Thursday, December 01, 2011

On Saturday I will finish grad school, which as far as life list goals go is perhaps not the most romantic but is still kind of a big deal. It's been feeling a lot like an anticlimax, and this I believe is because two days after I finished my undergrad I moved 3,000 miles and started a whole new life. The week after this milestone, I have jury duty, which is not exactly another revolution. Not unusually, I am feeling restless.

I started down this road two and a half years ago because I had realized that this life of public service is the one I want, but I've been working for the same nonprofit for seven years now and that's a pretty limited view of the landscape. (Also, you know, I like to do things properly and officially, because I am secretly a little old man.) I needed new angles.

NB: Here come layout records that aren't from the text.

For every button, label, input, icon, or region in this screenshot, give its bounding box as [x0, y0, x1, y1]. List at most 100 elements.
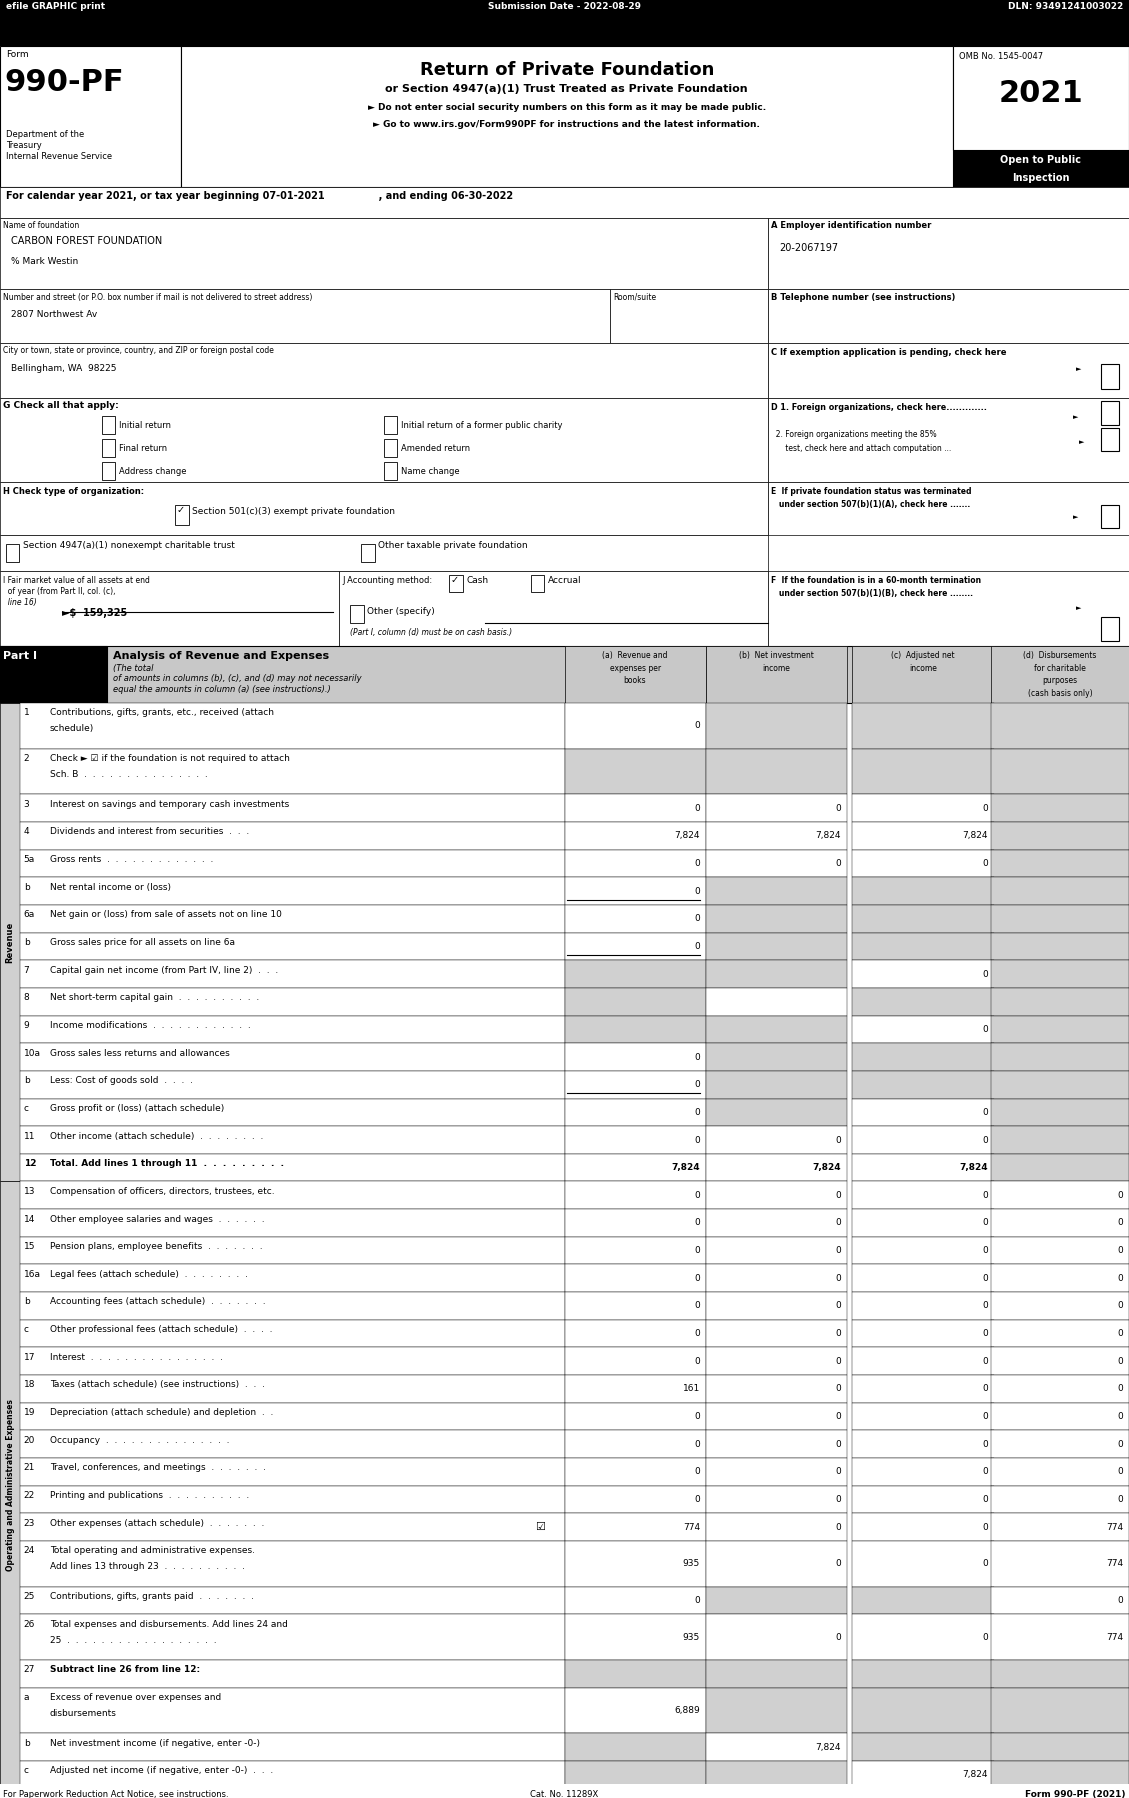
Bar [852, 1615, 994, 1660]
Bar [706, 987, 847, 1016]
Bar [564, 748, 706, 795]
Text: 0: 0 [694, 1357, 700, 1366]
Bar [852, 1264, 994, 1293]
Bar [706, 703, 847, 748]
Text: 0: 0 [982, 1633, 988, 1642]
Text: 0: 0 [694, 1190, 700, 1199]
Text: 3: 3 [24, 800, 29, 809]
Text: 0: 0 [982, 1384, 988, 1393]
Text: 0: 0 [835, 1246, 841, 1255]
Text: income: income [762, 663, 790, 672]
Text: 0: 0 [694, 804, 700, 813]
Text: 0: 0 [1118, 1384, 1123, 1393]
Text: 0: 0 [982, 1108, 988, 1117]
Bar [852, 1237, 994, 1264]
Text: 5a: 5a [24, 856, 35, 865]
Text: Analysis of Revenue and Expenses: Analysis of Revenue and Expenses [113, 651, 329, 662]
Bar [706, 1760, 847, 1789]
Bar [564, 1660, 706, 1688]
Text: 0: 0 [1118, 1496, 1123, 1505]
Text: H Check type of organization:: H Check type of organization: [3, 487, 145, 496]
Bar [0, 645, 1129, 703]
Bar [20, 1126, 564, 1154]
Text: 0: 0 [982, 1273, 988, 1282]
Text: ☑: ☑ [535, 1523, 544, 1532]
Bar [20, 703, 564, 748]
Bar [991, 1733, 1129, 1760]
Bar [20, 904, 564, 933]
Text: 0: 0 [694, 1273, 700, 1282]
Text: Cat. No. 11289X: Cat. No. 11289X [531, 1791, 598, 1798]
Text: Revenue: Revenue [6, 922, 15, 964]
Text: 0: 0 [835, 1523, 841, 1532]
Text: 7,824: 7,824 [815, 831, 841, 840]
Text: ►: ► [1076, 365, 1082, 372]
Text: for charitable: for charitable [1034, 663, 1086, 672]
Bar [706, 1485, 847, 1514]
Bar [852, 1347, 994, 1375]
Bar [706, 1660, 847, 1688]
Text: 0: 0 [982, 1440, 988, 1449]
Bar [706, 1615, 847, 1660]
Text: (The total: (The total [113, 663, 154, 672]
Bar [852, 1688, 994, 1733]
Bar [706, 1375, 847, 1402]
Bar [852, 850, 994, 877]
Bar [991, 1043, 1129, 1072]
Bar [852, 1181, 994, 1208]
Bar [564, 645, 706, 703]
Text: 0: 0 [982, 1411, 988, 1420]
Bar [564, 1181, 706, 1208]
Bar [564, 1154, 706, 1181]
Text: Legal fees (attach schedule)  .  .  .  .  .  .  .  .: Legal fees (attach schedule) . . . . . .… [50, 1269, 247, 1278]
Text: 0: 0 [835, 1357, 841, 1366]
Text: b: b [24, 1077, 29, 1086]
Text: (b)  Net investment: (b) Net investment [738, 651, 814, 660]
Text: of year (from Part II, col. (c),: of year (from Part II, col. (c), [3, 586, 116, 597]
Bar [991, 1237, 1129, 1264]
Text: Gross rents  .  .  .  .  .  .  .  .  .  .  .  .  .: Gross rents . . . . . . . . . . . . . [50, 856, 213, 865]
Text: Net short-term capital gain  .  .  .  .  .  .  .  .  .  .: Net short-term capital gain . . . . . . … [50, 992, 259, 1001]
Bar [1101, 363, 1119, 388]
Bar [768, 289, 1129, 343]
Text: Contributions, gifts, grants paid  .  .  .  .  .  .  .: Contributions, gifts, grants paid . . . … [50, 1591, 254, 1600]
Text: 4: 4 [24, 827, 29, 836]
Text: line 16): line 16) [3, 597, 37, 606]
Text: 0: 0 [1118, 1357, 1123, 1366]
Text: disbursements: disbursements [50, 1710, 116, 1719]
Text: 0: 0 [835, 1136, 841, 1145]
Bar [0, 482, 768, 536]
Bar [339, 572, 768, 645]
Bar [564, 1586, 706, 1615]
Text: 774: 774 [1106, 1559, 1123, 1568]
Bar [0, 218, 768, 289]
Bar [852, 1586, 994, 1615]
Bar [852, 904, 994, 933]
Bar [20, 1541, 564, 1586]
Text: 0: 0 [694, 1302, 700, 1311]
Text: Open to Public: Open to Public [1000, 155, 1082, 165]
Bar [20, 1181, 564, 1208]
Bar [706, 1043, 847, 1072]
Text: B Telephone number (see instructions): B Telephone number (see instructions) [771, 293, 955, 302]
Text: 26: 26 [24, 1620, 35, 1629]
Text: 6a: 6a [24, 910, 35, 919]
Bar [852, 703, 994, 748]
Text: b: b [24, 1298, 29, 1307]
Bar [768, 218, 1129, 289]
Bar [991, 795, 1129, 822]
Bar [564, 1293, 706, 1320]
Bar [564, 1485, 706, 1514]
Bar [0, 1789, 1129, 1798]
Bar [0, 572, 339, 645]
Text: 0: 0 [1118, 1246, 1123, 1255]
Bar [20, 1072, 564, 1099]
Text: 161: 161 [683, 1384, 700, 1393]
Text: Other (specify): Other (specify) [367, 606, 435, 615]
Bar [706, 1431, 847, 1458]
Text: 0: 0 [694, 913, 700, 922]
Bar [706, 1320, 847, 1347]
Text: 0: 0 [835, 1411, 841, 1420]
Text: ►: ► [1079, 439, 1085, 444]
Bar [0, 397, 768, 482]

People keep asking me if it has been worth it, which is a valid question--I've invested a lot of time in the whole thing all while working a full time job, gone back into student loan debt, and written a whole lot of nonsensical papers about things like bat fungus and tax law. (Although, regrettably, not both at the same time.) Higher education is such a highly contested thing these days, with a lot of shallowly reasoned arguments on both sides. There are absolutely a lot of problems with the whole system, and my program itself is pretty deeply flawed, but even with all of that in mind it's always felt like the right thing for me to do. I am frustrated and exhausted and restless, but also a better and more thoughtful public servant. And that was really the goal all along.